Every roadside attraction is located outside the R.O.W., meaning along side the right-of-way, but not actually in it. The Route 66 billboards one sees, like the telephone lines, are outside the R.O.W.

Most roadside attractions are privately owned, on privately owned property. They include things like neon signs, diners and restaurants, motels and hotels, campsites, trailer parks, movie theaters and drive-ins, curio shops, art galleries, trading posts, gift shops, gas stations, local museums and exhibits, shops and stores.

There are huge questions about who actually owns much of the R.O.W. of Route 66. All land under federal highways is under the jurisdiction of the state in which the highway is located. Each state receives federal highway funds with which the state maintains, or with other funds, helps maintain, the federal highway.

In “open country” things may be fairly simple. Within towns and cities the situation is often more complex.

“Jurisdiction” is not necessarily “ownership.” This distinction is most obvious in the case of “Indian Lands.” The lands of many Native people is held to be, and by treaty is, “sovereign.” However, in many cases, like in the case of Route 66, the roads were built before full treaty rights were established, or fully recognized, by the United States government.

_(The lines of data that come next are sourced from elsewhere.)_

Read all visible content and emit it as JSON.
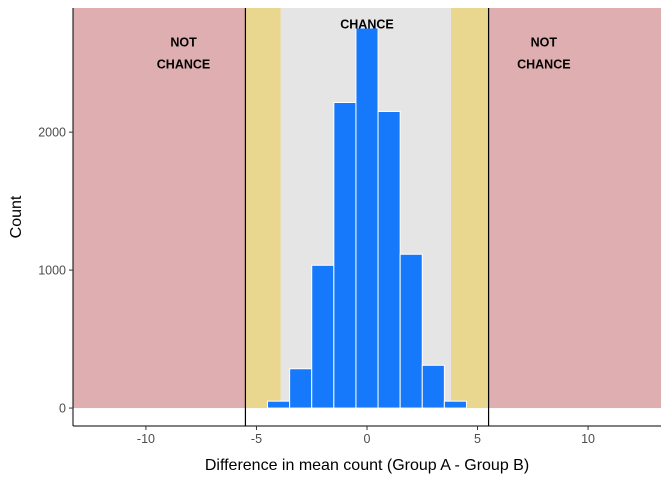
{
  "chart_data": {
    "type": "bar",
    "title": "",
    "xlabel": "Difference in mean count (Group A - Group B)",
    "ylabel": "Count",
    "xlim": [
      -13.3,
      13.3
    ],
    "ylim": [
      -130,
      2900
    ],
    "x_ticks": [
      -10,
      -5,
      0,
      5,
      10
    ],
    "x_tick_labels": [
      "-10",
      "-5",
      "0",
      "5",
      "10"
    ],
    "y_ticks": [
      0,
      1000,
      2000
    ],
    "y_tick_labels": [
      "0",
      "1000",
      "2000"
    ],
    "bin_width": 1,
    "bins": [
      {
        "x": -4,
        "value": 50
      },
      {
        "x": -3,
        "value": 285
      },
      {
        "x": -2,
        "value": 1035
      },
      {
        "x": -1,
        "value": 2215
      },
      {
        "x": 0,
        "value": 2755
      },
      {
        "x": 1,
        "value": 2150
      },
      {
        "x": 2,
        "value": 1115
      },
      {
        "x": 3,
        "value": 310
      },
      {
        "x": 4,
        "value": 50
      }
    ],
    "bar_color": "#1679fb",
    "cutoffs": [
      -5.5,
      5.5
    ],
    "regions": [
      {
        "id": "not-chance-left",
        "from": -13.3,
        "to": -5.5,
        "color": "#dfaeb1"
      },
      {
        "id": "buffer-left",
        "from": -5.5,
        "to": -3.9,
        "color": "#e9d78f"
      },
      {
        "id": "chance",
        "from": -3.9,
        "to": 3.8,
        "color": "#e5e5e5"
      },
      {
        "id": "buffer-right",
        "from": 3.8,
        "to": 5.5,
        "color": "#e9d78f"
      },
      {
        "id": "not-chance-right",
        "from": 5.5,
        "to": 13.3,
        "color": "#dfaeb1"
      }
    ],
    "annotations": [
      {
        "lines": [
          "NOT",
          "CHANCE"
        ],
        "x": -8.3,
        "y": 2620
      },
      {
        "lines": [
          "CHANCE"
        ],
        "x": 0,
        "y": 2750
      },
      {
        "lines": [
          "NOT",
          "CHANCE"
        ],
        "x": 8,
        "y": 2620
      }
    ],
    "grid": false,
    "legend": "none"
  }
}
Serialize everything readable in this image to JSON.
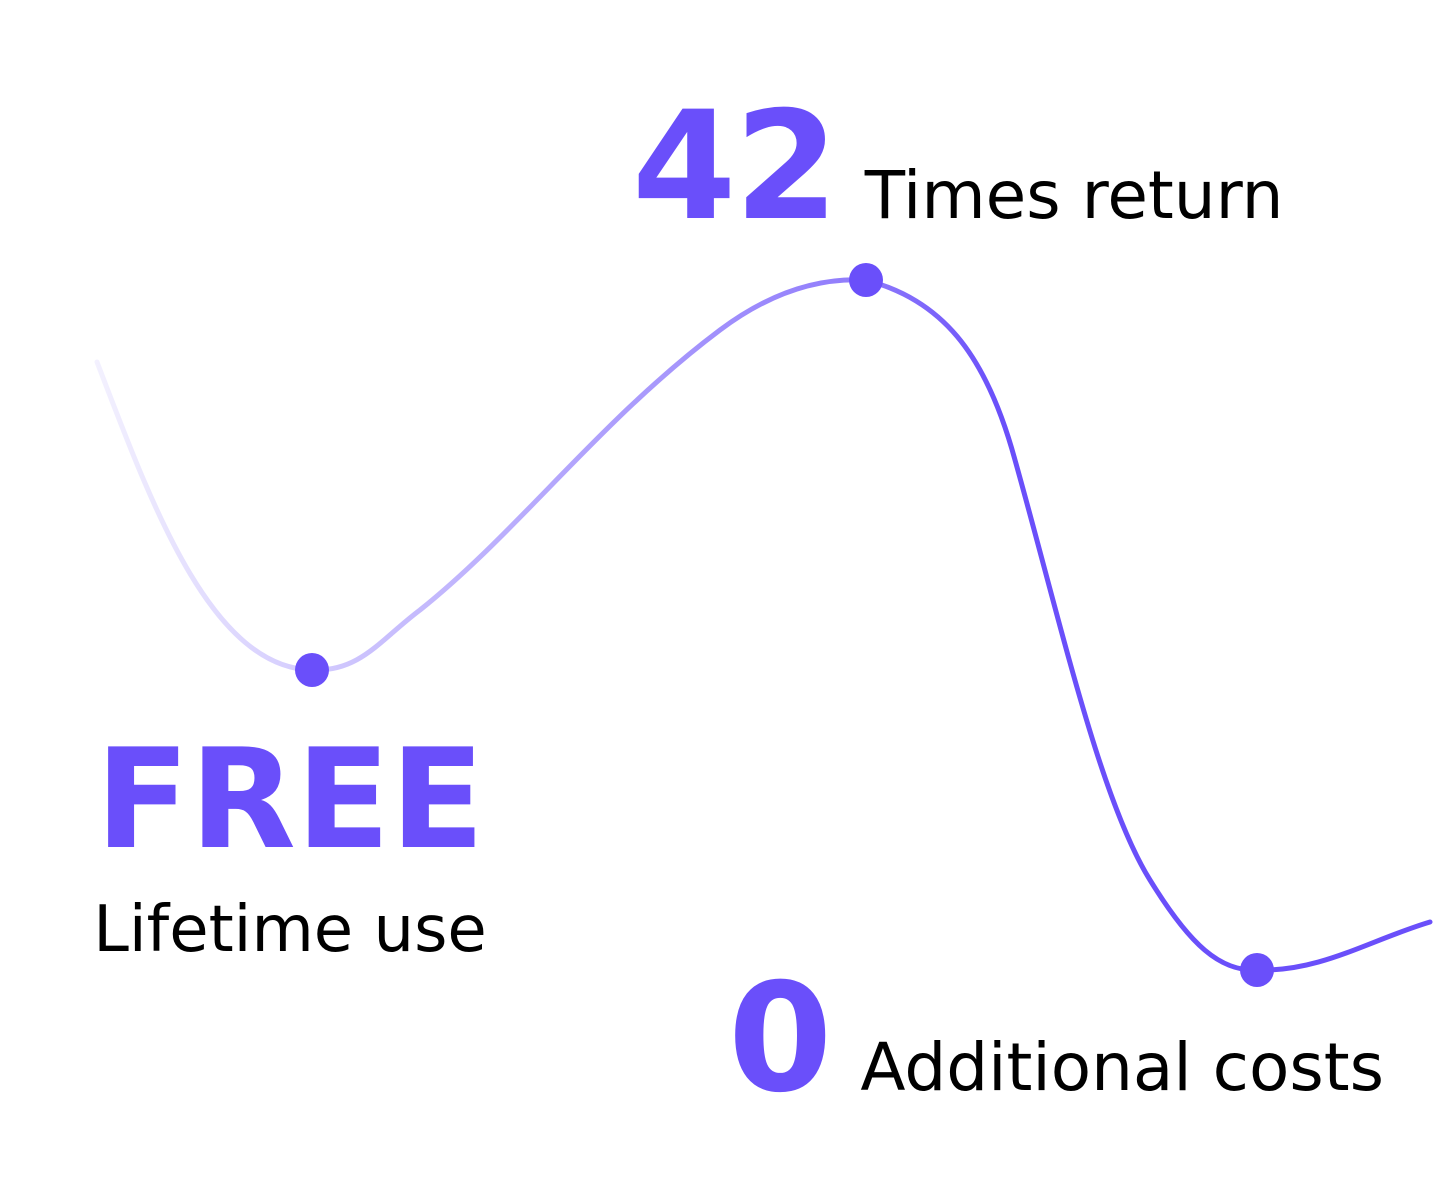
{
  "accent_color": "#6a4ffa",
  "text_color": "#000000",
  "stats": {
    "return": {
      "value": "42",
      "label": "Times return"
    },
    "free": {
      "value": "FREE",
      "label": "Lifetime use"
    },
    "costs": {
      "value": "0",
      "label": "Additional costs"
    }
  }
}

This situation is further compounded by areas traditionally ruled by Spanish (later Mexican) law. Under Spanish law, generally speaking, roadways are “common lands,” meaning lands open to the people, not “owned” by any individual, corporation, political subdivision, or government. This perspective and reality is very different than the English “common law” tradition that often favors the power of governments and Kings. The treaty of Guadalupe Hildago, the “Mexico Cession,” establishes the basis for protection of traditional Spanish law rights in cession treaty areas.

Areas of Route 66 in Texas, New Mexico, Arizona, and California are effected.